Суббота, 23 ноября 2024

Василий Дубовский

В поисках утраченного смысла

Писатель Виктор Зуев объявил санкции Ирану, а Украина — его книге, ещё не успевшей попасть в продажу

Язык до Киева доведёт. Хотя нынче легче попасть в Катманду

Жизнь моя, иль ты приснилась мне?..

Вроде, нет ничего есенинского в поэте Викторе Зуеве. Не всадник он на розовом коне. Метаметафорист, пишут критики, интеллектуал. А вот примерно в есенинские годы, молодым, значит, сказал:

Словно пейзаж из окна, промелькнула, звеня,
Так, невзначай, будто не было вовсе её у меня.

«Стихи об утраченной жизни» — да им уже более 30-ти! Посвящается другу, поэту Сергею Иванову. На встрече с читателями в библиотеке имени Д.М. Балашова Виктор Павлович начал читать их и... Не смог, накрыло волной памяти. Друга вспомнил, которого уже нет. И те две недели, что в Торбино у Иванова «корячились на покосе».

Я спросил, в каком сборнике этот «покос». «В этом», — он подписал мне книжицу. Страница 119-я, с закладкой и надписью: Самуил Шварцбанд. Кто таков, с какими заслугами перед поэзией или историей? Да с теми, пожалуй, что помог переплыть речку Стикс Семену Петлюре. Убийца убийцы, словом.

Вот такой у нас плавный переход к главной теме приезда в Великий Новгород Виктора Зуева — поэта, прозаика, критика, публициста, журналиста, эколога и просто путешественника. А также — секретаря правления Союза писателей России и члена правления Общества культурного и делового сотрудничества России и Непала. Дружба дружбой, но книгу (новую!) он привез «враждебную» — «Эксперимент «Украина». Недоразумение длиною в столетие».

Запретный плод

Кажется, первыми почитателями автора стали люди из СБУ. Во всяком случае, на Украине книга оказалась под запретом раньше, чем появилась в магазинах. Возьмешь с собой в дорогу, можешь схлопотать тюремный срок.

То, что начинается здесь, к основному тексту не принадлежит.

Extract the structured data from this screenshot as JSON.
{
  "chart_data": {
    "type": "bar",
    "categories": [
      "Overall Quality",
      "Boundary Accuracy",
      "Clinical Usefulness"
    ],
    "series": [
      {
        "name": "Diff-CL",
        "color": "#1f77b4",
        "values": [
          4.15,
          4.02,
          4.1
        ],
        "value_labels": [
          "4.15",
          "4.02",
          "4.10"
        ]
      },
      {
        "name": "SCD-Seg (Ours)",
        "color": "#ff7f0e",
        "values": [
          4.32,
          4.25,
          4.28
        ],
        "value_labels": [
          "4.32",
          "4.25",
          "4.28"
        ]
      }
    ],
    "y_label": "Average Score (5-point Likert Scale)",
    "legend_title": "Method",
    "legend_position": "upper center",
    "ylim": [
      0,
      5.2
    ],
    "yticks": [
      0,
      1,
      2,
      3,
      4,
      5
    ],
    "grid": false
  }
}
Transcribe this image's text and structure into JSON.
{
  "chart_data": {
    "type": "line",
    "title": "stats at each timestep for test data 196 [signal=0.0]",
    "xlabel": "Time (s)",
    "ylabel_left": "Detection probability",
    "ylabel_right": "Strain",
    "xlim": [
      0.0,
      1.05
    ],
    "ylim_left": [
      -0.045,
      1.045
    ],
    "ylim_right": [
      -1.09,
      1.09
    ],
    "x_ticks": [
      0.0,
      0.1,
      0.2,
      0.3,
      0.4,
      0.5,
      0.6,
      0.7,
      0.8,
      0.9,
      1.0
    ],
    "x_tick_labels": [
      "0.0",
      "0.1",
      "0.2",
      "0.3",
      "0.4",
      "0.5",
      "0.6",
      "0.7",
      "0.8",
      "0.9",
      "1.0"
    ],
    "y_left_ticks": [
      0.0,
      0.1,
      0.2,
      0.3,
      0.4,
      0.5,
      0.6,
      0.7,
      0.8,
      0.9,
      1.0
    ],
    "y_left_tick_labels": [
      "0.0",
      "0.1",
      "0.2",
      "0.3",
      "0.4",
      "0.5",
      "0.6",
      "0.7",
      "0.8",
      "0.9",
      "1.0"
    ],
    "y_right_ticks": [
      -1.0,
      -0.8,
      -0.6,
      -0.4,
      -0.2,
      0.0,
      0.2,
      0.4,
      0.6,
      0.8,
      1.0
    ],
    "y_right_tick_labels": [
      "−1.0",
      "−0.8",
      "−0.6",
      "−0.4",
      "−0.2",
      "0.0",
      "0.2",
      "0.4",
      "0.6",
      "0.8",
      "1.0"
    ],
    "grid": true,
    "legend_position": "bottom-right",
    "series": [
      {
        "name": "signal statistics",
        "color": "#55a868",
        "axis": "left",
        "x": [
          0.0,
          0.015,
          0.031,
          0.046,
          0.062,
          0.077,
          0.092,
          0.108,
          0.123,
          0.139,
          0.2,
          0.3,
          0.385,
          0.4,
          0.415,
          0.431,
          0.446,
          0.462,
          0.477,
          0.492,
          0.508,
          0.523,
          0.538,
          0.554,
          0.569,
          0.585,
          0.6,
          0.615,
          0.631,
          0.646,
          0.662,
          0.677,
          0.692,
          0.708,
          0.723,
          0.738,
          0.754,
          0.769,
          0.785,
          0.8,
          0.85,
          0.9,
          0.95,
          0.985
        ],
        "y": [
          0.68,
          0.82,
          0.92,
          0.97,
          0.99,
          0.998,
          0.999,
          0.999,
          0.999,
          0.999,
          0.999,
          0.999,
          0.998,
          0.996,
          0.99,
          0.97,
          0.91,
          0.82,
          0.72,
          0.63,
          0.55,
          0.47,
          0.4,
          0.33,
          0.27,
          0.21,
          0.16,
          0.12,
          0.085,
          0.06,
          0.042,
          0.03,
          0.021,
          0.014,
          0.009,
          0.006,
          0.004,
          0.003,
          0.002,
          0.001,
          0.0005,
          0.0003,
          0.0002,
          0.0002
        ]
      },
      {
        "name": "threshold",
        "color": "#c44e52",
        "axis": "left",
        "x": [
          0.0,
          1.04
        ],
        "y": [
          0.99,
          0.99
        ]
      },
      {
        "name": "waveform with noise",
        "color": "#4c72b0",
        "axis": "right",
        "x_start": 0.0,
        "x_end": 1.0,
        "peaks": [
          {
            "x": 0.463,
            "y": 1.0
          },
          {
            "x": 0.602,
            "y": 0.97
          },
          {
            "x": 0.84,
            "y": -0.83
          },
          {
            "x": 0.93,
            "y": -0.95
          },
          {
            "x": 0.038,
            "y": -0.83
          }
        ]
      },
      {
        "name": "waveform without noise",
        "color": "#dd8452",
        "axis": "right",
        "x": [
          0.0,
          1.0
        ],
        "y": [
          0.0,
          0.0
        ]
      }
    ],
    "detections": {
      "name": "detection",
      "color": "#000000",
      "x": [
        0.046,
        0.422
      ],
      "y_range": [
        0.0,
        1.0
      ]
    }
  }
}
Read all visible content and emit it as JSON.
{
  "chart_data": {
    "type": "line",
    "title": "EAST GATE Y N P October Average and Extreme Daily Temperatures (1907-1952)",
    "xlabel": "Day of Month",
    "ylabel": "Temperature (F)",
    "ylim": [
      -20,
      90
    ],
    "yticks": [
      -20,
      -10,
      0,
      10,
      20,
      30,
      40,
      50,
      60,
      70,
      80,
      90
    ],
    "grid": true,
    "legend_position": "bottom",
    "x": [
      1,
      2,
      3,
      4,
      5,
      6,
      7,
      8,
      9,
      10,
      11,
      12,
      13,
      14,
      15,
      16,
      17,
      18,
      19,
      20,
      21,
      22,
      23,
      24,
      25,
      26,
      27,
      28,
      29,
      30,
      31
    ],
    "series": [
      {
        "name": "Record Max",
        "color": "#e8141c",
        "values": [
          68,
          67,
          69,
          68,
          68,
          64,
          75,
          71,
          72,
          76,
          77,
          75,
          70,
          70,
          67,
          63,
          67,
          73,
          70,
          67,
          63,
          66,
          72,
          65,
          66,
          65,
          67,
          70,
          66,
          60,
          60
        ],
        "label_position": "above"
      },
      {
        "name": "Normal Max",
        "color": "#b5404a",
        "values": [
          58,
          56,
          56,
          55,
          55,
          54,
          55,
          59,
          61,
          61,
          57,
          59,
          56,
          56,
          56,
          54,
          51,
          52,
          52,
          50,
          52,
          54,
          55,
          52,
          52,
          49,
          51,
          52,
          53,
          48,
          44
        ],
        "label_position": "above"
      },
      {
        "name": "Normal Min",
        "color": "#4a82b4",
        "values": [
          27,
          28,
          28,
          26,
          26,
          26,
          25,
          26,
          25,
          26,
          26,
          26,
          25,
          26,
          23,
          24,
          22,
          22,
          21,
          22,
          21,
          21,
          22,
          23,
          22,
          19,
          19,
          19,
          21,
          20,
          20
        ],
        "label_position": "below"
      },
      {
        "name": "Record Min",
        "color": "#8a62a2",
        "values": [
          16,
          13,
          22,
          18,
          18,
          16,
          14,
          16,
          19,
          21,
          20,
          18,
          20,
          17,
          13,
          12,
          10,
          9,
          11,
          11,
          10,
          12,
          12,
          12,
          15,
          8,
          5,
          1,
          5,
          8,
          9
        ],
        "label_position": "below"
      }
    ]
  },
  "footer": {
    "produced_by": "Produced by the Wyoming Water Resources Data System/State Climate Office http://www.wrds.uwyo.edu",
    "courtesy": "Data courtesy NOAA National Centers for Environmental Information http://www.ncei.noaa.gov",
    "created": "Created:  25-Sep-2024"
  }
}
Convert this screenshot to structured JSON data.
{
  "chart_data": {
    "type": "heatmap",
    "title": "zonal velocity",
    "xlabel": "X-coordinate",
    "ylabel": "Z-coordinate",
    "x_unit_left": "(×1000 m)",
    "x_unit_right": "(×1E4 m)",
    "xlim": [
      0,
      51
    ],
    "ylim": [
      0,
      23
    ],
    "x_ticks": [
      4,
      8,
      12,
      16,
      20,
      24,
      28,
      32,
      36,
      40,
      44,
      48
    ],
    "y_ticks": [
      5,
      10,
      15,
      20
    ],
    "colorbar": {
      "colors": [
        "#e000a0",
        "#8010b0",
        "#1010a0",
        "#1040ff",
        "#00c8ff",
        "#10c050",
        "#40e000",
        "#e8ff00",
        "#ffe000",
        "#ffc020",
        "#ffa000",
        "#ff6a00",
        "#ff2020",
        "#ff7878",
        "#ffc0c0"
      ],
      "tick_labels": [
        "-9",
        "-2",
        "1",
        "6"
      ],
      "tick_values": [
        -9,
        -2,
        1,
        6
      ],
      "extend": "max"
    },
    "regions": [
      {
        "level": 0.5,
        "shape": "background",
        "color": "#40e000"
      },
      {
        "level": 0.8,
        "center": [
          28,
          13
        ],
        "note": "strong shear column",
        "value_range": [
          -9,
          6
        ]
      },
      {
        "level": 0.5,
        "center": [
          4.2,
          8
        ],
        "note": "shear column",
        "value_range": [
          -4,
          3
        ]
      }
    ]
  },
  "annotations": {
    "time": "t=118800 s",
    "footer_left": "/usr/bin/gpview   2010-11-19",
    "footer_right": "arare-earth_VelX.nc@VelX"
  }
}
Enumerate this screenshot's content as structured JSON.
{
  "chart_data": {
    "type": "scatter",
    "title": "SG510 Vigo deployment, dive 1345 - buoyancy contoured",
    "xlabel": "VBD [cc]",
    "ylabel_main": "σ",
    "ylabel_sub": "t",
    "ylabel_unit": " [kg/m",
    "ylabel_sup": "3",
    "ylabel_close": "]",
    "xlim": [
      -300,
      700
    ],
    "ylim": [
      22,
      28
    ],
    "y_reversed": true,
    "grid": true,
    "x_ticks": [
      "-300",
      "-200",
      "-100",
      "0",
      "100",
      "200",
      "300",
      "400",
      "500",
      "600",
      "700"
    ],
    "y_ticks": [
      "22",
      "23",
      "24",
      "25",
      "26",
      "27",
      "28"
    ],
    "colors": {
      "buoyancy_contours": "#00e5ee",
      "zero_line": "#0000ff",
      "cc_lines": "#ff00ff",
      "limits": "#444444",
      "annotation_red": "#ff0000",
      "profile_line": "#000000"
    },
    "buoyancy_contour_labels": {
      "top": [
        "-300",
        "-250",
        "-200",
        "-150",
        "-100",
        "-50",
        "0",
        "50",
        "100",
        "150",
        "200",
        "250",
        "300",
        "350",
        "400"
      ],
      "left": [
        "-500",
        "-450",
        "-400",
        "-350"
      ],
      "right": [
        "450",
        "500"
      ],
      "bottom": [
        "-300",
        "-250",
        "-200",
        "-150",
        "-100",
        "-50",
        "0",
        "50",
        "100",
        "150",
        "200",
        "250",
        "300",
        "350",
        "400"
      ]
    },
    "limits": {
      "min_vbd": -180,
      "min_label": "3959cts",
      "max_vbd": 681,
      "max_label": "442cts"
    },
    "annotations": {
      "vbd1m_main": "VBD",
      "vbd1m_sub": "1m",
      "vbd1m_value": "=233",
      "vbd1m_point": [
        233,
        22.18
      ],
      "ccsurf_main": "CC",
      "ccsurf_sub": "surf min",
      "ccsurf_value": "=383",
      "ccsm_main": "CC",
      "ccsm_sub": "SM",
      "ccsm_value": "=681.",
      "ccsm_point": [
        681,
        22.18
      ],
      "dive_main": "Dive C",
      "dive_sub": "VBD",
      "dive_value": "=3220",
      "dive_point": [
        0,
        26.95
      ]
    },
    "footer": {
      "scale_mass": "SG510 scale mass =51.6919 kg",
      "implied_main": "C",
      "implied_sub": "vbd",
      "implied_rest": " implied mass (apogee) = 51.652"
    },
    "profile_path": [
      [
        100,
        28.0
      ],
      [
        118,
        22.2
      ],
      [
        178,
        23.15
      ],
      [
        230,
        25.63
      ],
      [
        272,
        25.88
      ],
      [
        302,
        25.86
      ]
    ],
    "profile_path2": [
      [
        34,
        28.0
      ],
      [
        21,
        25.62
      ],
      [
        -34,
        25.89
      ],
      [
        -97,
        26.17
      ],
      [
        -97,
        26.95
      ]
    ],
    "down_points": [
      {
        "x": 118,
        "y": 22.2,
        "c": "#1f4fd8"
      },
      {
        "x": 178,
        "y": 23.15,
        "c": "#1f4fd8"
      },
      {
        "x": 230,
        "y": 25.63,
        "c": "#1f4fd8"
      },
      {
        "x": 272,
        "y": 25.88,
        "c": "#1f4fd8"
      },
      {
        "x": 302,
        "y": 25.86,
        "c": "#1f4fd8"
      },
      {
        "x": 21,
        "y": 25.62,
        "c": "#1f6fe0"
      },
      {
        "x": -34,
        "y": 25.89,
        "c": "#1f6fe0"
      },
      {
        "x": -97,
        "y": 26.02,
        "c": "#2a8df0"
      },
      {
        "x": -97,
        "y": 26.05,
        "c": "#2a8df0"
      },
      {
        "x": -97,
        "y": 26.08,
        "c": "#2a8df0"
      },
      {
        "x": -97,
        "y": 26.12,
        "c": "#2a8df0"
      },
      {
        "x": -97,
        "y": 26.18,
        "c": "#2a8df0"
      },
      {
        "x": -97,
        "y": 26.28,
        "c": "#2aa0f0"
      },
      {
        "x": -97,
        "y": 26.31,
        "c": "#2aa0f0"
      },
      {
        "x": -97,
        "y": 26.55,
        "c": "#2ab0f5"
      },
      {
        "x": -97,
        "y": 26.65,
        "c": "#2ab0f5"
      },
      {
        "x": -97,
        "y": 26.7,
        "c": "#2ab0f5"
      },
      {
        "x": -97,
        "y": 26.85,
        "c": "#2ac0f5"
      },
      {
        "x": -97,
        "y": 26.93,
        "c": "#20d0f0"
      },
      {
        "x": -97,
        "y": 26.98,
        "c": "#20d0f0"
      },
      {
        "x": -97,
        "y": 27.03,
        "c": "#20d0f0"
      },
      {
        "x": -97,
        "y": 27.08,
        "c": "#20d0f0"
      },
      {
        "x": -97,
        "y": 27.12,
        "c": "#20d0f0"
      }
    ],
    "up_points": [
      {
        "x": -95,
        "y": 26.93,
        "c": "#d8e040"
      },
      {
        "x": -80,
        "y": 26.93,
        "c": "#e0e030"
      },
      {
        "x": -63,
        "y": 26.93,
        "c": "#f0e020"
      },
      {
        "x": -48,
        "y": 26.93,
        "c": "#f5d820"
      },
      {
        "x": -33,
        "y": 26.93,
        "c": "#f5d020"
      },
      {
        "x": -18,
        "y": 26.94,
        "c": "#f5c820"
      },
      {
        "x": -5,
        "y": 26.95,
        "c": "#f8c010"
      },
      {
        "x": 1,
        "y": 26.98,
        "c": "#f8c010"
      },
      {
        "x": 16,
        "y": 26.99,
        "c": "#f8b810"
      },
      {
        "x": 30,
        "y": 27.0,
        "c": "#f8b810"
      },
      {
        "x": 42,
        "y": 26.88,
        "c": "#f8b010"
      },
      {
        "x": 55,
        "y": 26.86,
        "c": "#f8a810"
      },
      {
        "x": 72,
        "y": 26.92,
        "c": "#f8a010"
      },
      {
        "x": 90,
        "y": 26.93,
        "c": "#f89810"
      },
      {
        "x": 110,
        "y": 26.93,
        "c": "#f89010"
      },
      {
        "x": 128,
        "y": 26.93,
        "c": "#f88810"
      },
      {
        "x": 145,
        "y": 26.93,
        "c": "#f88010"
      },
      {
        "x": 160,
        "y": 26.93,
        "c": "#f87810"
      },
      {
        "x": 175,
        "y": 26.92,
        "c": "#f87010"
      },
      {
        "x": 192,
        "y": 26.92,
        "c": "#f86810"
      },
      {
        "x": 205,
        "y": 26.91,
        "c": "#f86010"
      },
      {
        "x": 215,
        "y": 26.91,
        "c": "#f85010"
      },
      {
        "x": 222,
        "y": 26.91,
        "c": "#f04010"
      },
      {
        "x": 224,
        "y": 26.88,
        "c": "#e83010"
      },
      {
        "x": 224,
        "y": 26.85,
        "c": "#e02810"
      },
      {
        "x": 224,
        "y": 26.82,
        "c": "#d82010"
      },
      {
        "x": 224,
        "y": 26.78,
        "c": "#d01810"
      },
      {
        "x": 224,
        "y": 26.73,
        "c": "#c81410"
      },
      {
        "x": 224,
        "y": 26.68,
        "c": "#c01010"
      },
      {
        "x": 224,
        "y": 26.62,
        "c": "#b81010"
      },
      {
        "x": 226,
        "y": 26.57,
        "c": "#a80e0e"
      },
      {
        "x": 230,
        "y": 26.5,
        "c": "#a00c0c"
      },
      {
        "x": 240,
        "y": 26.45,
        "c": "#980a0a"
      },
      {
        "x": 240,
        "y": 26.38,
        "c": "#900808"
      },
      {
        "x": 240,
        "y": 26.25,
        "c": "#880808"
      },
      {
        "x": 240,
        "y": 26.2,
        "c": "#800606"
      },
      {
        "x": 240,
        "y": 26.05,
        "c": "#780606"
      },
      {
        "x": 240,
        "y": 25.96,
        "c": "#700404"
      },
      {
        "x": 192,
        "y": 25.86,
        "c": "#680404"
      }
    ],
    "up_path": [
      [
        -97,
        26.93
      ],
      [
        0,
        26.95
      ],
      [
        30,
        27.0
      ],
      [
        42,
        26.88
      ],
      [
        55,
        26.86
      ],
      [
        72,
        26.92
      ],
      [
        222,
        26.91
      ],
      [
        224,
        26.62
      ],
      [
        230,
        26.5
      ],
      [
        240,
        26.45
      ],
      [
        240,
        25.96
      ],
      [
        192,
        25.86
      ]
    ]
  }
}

— Виктор Павлович, почему именно сто лет «недоразумению»?
— Когда в 1917-м в Киев приехал Керенский даровать право Генеральному секретариату так называемой Украины управлять пятью губерниями, он подготовил почву для образования Украины в 1918 году (то есть после прихода к власти большевиков) как автономии в составе РСФСР. Тогда и началась история Украины как государства. Никакой Богдан Хмельницкий с Россией её не воссоединял. Он себя украинцем не считал, даже слова такого не знал. Это австрийская придумка. Еще раньше — польская. Поляки междуречье Волги и Оки называли Залесской украиной (окраиной). Иван Грозный в переписке с Курбским говорил о заволжских украинах и даже крымских. А пан Хмельницкий... На момент принятия русского подданства у него были про запас еще и польский и турецкий «паспорта». Щеголял в дареной московской шубе, надетой поверх турецкого кафтана.

— Вас спросят, кому доказывать, что русские и украинцы, несмотря на отличия, все-таки один народ? Вольно нам так думать — думаем. Вольно «небратьям» всяко от нас отпихиваться — будут так жить.
— Ради правды, которой многие не знают. В советское время нас учили выдуманной истории. И я пишу об этом: Украина — часть советского эксперимента. Ленин и Сталин — главные поборники этого искусственного государства.


— Иосиф Виссарионович вряд ли предполагал, что настанет время, когда независимая многонациональная республика будет строить унитарное государство.
— Независимости не предполагал, но почву готовил. При сталинской переписи населения семью моих деда и бабки по материнской линии, жителей Краснолиманского района Донецкой области, сделали украинцами. Семь человек. Тогда в украинцы записали миллионы людей, проживавших в исконно русских областях, включенных большевиками в состав Украины.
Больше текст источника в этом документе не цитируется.